Boost Your Fertility: Harness the Power of Light and Circadian Rhythm

If you’re dealing with fertility challenges you’re probably not sleeping great and your circadian rhythm is waaaay off - can changing your exposure to sunlight make a difference? It looks very promising!

Age-related fertility decline is a significant concern for many women, but recent research offers hope by demonstrating that aligning internal circadian rhythms with external factors, such as light exposure, can significantly improve reproductive health. A study with mice revealed that adjusting environmental light-dark cycles to better match the body’s natural circadian rhythms restored regular reproductive cycles and improved fertility, even in older animals. This finding is especially encouraging for women over 35, as circadian health plays a crucial role in supporting fertility.

The circadian rhythm is the body’s internal clock, which regulates sleep, metabolism, and hormone production over a 24-hour cycle. It influences the timing of key reproductive hormones, such as luteinizing hormone (LH) and follicle-stimulating hormone (FSH), which control ovulation and the menstrual cycle. Disruptions to circadian rhythms—through irregular sleep, artificial light exposure, or shift work—can disturb this delicate balance, leading to irregular cycles, reduced fertility, and even early menopause.
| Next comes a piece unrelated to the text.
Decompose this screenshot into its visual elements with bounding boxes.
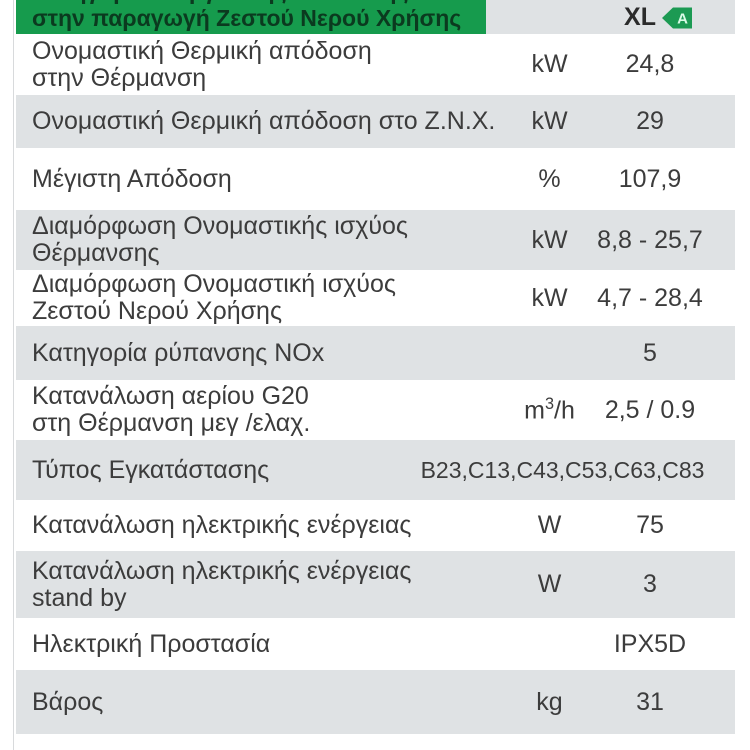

Researchers made several fascinating discoveries. They found that middle-aged female mice experienced disrupted estrous cycles and fertility issues when exposed to altered light-dark schedules. However, when the light cycles were adjusted to align with their intrinsic circadian rhythms, reproductive cycles stabilized, and fertility improved. Mice deficient in key circadian clock genes (Cry1 and Cry2), which accelerated reproductive aging and caused irregular cycles, also saw significant fertility improvements with the right light exposure. These results emphasize the importance of circadian alignment in reproductive health.

One of the most interesting findings was how sensitive older mice were to environmental changes compared to younger ones. While younger mice maintained regular cycles despite disruptions, middle-aged mice were more susceptible to these disturbances. This suggests that as women age, circadian health becomes increasingly critical for maintaining regular reproductive function and fertility.

Sunlight (especially UVB) supports your body to breakdown POMC into other essential functions for health and fertility.


This research underscores the importance of managing your light diet, which is just as essential as your food diet for fertility and overall health. The quality and timing of light exposure throughout the day have a profound impact on circadian rhythms and fertility. Here are some practical tips:

  • Morning sunlight: Start your day by getting sunlight on your eyes and skin at sunrise whenever possible. This natural light exposure helps reset your internal clock, improving hormone production and regulating sleep-wake cycles.

  • Sensible sun exposure during the day: Sunlight, especially UVB rays, is crucial for producing Vitamin D and pro-opiomelanocortin (POMC), which play essential roles in regulating hormones, metabolism, and even mood. Low Vitamin D levels are often a biomarker of insufficient sun exposure and can negatively impact fertility. Sensible sun exposure, without sunscreen helps maintain healthy Vitamin D levels, supporting both reproductive and overall health. Supplementing Vitamin D can also be helpful. Talk to your provider about dosage.

  • Limit artificial light at night: Reduce or avoid artificial light, especially blue light from screens and overhead lights, as the evening approaches. Blue light disrupts melatonin production and increases blood glucose which directly impact reproductive health.

  • Use full-spectrum bulbs or blue-blocking glasses: If avoiding artificial light at night isn't possible, full-spectrum light bulbs or blue-blocking glasses can minimize the effects of artificial lighting on your circadian rhythm.

Additionally, photobiomodulation (PBM) therapy offers a complementary approach to supporting fertility especially if you don’t have access to sunlight for parts of the year. PBM uses specific wavelengths of light to improve cellular energy production, mitochondrial function, and reduce oxidative stress. By promoting cellular health and balancing hormones, PBM can be especially helpful for women experiencing age-related fertility challenges.

By managing your light exposure, incorporating sensible sun exposure during the day, and considering PBM therapy, women—especially those over 35—can take proactive steps to improve their fertility and overall well-being. These natural, non-invasive methods empower women to optimize their hormonal balance, regulate their circadian rhythms, and increase their chances of conception.